System architecture, session lifecycle, and event bus reference.

Architecture →

Minimal example¶

terminal

git clone https://github.com/datascale-ai/opentalking.git
cd opentalking

uv sync --extra dev --python 3.11
source .venv/bin/activate
cp .env.example .env

# Configure OPENTALKING_LLM_API_KEY and DASHSCOPE_API_KEY in .env, then:
bash scripts/quickstart/start_mock.sh

After startup, open http://localhost:5173, select the demo-avatar and mock model, and initiate a conversation.

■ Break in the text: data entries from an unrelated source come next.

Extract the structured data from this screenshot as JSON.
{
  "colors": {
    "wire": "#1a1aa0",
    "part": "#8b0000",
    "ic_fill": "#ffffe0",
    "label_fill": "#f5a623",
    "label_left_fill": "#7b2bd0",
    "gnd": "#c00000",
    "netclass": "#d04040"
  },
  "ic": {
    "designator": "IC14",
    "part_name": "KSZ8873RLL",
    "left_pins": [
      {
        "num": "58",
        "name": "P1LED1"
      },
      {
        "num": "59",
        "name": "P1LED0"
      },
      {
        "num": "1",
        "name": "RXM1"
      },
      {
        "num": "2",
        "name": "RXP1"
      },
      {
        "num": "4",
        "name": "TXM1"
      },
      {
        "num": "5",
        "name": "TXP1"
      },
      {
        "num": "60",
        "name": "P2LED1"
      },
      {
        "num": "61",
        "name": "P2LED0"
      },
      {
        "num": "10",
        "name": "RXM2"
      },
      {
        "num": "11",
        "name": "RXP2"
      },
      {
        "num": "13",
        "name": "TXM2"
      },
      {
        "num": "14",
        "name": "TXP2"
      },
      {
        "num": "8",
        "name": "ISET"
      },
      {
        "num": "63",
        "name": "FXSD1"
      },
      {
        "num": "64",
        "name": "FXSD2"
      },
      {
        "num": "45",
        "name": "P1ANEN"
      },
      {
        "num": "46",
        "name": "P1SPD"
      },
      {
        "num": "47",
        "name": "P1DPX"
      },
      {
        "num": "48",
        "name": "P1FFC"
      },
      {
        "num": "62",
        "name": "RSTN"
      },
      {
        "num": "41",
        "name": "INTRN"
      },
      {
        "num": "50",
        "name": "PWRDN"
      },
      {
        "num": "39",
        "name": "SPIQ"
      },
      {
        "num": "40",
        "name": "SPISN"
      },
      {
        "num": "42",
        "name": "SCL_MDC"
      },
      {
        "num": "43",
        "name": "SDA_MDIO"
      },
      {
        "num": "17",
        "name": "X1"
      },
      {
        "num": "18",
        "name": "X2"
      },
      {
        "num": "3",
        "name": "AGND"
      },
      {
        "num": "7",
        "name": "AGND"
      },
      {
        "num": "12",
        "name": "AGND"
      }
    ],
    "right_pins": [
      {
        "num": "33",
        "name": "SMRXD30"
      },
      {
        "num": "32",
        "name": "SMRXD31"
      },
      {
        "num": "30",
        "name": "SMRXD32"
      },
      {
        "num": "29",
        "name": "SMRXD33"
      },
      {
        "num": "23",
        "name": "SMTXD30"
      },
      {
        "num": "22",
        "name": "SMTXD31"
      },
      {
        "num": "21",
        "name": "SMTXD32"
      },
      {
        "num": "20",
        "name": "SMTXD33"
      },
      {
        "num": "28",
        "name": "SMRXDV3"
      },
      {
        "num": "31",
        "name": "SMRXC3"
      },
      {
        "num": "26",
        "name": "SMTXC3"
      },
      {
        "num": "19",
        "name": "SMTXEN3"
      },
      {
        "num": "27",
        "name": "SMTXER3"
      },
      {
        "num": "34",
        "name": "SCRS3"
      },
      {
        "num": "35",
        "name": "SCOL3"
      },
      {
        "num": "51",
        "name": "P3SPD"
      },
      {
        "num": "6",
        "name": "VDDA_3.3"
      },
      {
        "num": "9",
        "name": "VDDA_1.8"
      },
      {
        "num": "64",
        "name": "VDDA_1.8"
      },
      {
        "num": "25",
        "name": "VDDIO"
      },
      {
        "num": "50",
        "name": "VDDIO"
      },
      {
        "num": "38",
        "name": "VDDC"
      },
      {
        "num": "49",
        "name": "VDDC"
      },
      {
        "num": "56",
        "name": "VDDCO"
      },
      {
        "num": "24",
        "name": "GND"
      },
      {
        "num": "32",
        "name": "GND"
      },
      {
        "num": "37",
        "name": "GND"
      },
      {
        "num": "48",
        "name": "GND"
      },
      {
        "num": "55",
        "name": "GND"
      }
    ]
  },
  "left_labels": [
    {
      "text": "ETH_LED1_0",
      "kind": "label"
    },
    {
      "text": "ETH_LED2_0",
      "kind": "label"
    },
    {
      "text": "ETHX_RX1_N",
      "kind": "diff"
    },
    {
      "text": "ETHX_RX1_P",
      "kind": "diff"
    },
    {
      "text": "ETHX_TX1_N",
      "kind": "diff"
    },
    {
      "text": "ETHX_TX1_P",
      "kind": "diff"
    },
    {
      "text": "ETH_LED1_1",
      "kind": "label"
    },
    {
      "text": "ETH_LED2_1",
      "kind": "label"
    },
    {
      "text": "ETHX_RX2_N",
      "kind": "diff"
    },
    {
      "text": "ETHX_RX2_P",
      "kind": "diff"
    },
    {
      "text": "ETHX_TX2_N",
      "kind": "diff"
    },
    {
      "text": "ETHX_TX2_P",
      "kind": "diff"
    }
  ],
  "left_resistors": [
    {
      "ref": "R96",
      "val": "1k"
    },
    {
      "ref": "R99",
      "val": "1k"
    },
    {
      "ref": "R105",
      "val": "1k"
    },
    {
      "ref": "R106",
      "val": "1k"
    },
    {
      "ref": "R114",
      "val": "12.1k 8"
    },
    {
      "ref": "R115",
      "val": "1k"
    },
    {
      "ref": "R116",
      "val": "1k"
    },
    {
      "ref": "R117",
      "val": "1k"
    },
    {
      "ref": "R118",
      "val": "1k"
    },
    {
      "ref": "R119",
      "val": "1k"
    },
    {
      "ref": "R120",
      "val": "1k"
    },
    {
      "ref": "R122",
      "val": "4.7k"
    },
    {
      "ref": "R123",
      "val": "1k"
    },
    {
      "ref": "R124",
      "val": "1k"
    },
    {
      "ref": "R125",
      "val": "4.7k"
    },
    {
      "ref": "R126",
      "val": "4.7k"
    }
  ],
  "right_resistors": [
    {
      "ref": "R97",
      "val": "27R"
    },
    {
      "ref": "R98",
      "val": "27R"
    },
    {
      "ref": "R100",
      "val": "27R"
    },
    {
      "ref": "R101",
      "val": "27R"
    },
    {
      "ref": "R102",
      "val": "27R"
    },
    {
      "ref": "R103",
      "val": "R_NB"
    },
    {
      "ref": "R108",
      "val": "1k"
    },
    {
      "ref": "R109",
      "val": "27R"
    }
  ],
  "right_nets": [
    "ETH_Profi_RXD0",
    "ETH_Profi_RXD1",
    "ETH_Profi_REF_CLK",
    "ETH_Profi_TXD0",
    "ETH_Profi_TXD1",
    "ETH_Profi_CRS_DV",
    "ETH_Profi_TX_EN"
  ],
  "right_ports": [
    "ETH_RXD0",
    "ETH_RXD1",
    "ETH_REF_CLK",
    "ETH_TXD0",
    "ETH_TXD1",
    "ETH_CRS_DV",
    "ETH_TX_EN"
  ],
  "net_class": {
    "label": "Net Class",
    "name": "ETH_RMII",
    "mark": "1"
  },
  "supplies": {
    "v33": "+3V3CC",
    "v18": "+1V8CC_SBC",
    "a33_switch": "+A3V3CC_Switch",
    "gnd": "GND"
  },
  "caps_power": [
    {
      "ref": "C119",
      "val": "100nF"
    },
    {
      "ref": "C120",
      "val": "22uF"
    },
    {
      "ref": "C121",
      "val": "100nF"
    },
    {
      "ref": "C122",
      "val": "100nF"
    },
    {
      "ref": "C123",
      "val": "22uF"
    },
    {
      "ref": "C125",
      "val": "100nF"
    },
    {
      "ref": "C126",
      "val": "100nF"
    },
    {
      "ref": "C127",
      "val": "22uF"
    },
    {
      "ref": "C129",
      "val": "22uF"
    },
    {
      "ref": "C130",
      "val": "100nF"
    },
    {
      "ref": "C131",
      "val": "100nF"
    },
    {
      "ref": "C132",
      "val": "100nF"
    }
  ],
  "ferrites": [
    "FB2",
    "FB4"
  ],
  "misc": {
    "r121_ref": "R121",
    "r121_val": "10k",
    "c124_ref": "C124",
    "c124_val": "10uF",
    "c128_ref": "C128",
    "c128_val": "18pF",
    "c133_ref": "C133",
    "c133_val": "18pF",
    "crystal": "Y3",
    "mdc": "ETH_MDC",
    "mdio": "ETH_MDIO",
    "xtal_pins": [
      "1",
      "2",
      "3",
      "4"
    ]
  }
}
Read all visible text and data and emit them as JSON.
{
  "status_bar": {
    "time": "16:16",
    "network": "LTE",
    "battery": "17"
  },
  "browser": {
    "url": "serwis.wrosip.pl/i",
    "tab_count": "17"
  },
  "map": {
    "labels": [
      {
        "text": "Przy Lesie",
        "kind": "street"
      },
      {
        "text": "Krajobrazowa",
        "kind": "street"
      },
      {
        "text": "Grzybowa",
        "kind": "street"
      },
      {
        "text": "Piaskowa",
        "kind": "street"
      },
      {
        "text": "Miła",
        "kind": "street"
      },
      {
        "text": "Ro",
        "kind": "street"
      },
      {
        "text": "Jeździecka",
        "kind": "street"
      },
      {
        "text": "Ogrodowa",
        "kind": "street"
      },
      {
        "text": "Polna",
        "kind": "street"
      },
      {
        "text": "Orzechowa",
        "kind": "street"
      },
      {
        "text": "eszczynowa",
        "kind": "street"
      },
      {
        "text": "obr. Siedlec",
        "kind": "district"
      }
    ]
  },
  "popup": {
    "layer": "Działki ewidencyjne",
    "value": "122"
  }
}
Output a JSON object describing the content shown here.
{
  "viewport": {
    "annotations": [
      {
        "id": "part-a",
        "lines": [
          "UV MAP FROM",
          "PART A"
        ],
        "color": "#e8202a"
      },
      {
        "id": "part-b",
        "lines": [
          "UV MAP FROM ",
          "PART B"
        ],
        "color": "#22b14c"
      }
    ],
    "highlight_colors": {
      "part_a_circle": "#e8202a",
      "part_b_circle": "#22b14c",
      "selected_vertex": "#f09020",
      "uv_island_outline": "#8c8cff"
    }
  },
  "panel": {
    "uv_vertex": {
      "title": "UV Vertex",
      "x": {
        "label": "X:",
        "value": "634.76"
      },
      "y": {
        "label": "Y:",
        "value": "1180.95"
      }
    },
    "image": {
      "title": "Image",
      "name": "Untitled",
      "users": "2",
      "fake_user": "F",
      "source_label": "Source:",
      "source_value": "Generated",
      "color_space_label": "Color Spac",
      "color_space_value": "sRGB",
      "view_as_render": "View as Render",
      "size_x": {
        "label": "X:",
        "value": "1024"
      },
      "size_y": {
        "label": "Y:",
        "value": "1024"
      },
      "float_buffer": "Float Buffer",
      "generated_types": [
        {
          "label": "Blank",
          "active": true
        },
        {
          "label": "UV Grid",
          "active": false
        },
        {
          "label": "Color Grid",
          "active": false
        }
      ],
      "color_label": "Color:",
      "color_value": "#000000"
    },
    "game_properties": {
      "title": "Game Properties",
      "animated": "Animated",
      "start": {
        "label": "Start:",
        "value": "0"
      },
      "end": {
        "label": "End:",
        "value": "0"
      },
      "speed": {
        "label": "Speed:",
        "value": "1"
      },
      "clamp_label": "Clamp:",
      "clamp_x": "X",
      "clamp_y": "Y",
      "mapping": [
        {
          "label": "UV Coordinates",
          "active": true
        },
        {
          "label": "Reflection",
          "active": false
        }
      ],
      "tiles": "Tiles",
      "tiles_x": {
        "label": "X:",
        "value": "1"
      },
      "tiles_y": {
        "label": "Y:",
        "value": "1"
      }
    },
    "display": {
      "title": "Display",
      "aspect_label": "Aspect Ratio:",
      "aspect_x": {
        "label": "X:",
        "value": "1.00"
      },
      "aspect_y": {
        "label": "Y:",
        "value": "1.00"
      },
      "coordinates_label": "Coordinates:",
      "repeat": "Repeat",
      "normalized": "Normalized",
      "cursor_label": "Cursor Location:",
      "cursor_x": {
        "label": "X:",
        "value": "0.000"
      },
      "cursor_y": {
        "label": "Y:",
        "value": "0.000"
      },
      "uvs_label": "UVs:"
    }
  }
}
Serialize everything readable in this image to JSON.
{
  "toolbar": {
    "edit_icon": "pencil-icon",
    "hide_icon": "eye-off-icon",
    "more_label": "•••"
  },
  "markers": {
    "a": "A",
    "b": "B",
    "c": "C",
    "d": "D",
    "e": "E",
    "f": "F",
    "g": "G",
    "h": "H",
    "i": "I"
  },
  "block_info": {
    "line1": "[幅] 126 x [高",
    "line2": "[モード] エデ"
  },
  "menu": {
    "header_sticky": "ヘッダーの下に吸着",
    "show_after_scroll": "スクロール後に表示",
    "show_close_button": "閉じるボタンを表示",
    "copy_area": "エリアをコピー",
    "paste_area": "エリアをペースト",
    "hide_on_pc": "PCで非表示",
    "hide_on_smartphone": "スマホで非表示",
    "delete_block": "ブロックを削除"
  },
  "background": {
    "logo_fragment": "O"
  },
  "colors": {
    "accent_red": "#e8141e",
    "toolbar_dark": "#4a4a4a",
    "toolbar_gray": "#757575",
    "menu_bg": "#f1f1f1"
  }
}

To enable real talking-head synthesis, configure the selected model's backend, for example:

configs/default.yaml

models:
  wav2lip:
    backend: omnirt
  quicktalk:
    backend: local
  flashhead:
    backend: direct_ws

OMNIRT_ENDPOINT is required only for models using backend: omnirt; the client-side workflow remains unchanged.

System architecture¶

flowchart LR
    Browser([Browser])
    API[FastAPI<br/>HTTP / WS / WebRTC]
    Worker[Pipeline driver<br/>LLM &rarr; TTS &rarr; synthesis]
    Backend[(Synthesis backend<br/>local / direct_ws / OmniRT)]
    LLM[(LLM endpoint<br/>OpenAI-compatible)]
    TTS[(TTS<br/>Edge / DashScope / ElevenLabs)]

    Browser -->|HTTP / SSE / WebRTC| API
    API <-->|Redis or in-memory bus| Worker
    Worker --> LLM
    Worker --> TTS
    Worker --> Backend

The complete system view — components, deployment topologies, session lifecycle, and event bus schema — is documented in Architecture.

Where OpenTalking fits¶

Concern	OpenTalking	Synthesis backend	Hosted LLM	TTS provider
Session lifecycle and state	✓
HTTP and WebSocket API	✓
WebRTC signaling and tracks	✓
Speech recognition (via DashScope)	✓
Sentence-level streaming pipeline	✓
Barge-in propagation	✓
Voice catalog and cloning	✓
Avatar bundle management	✓
Talking-head model weights and inference		✓
GPU and NPU scheduling and batching		✓ when backend supports it
Chat completion inference			✓
Speech synthesis				✓

Use cases¶

Conversational assistants with a visual avatar for customer support, sales, or onboarding.
Live broadcast applications where the avatar responds to viewer interactions in real time.
Educational software that requires both speech recognition and synthesized speech feedback.
Internal productivity tools that pair a corporate language model with a digital human interface.
Research and prototyping for talking-head generation, where the orchestration layer is needed but not the focus of the work.

Community and support¶

GitHub — datascale-ai/opentalking for issues, pull requests, and discussions.
QQ group — 1103327938 (AI 数字人交流群), primarily Chinese-language community.
Documentation — User Guide, Developer Guide, API Reference.
Contributing — see the Contributing guide for submission guidelines.

License¶

OpenTalking is released under the Apache License, Version 2.0. Talking-head model weights and external model services are governed by their individual licenses; consult the respective model repositories or backend deployments for details.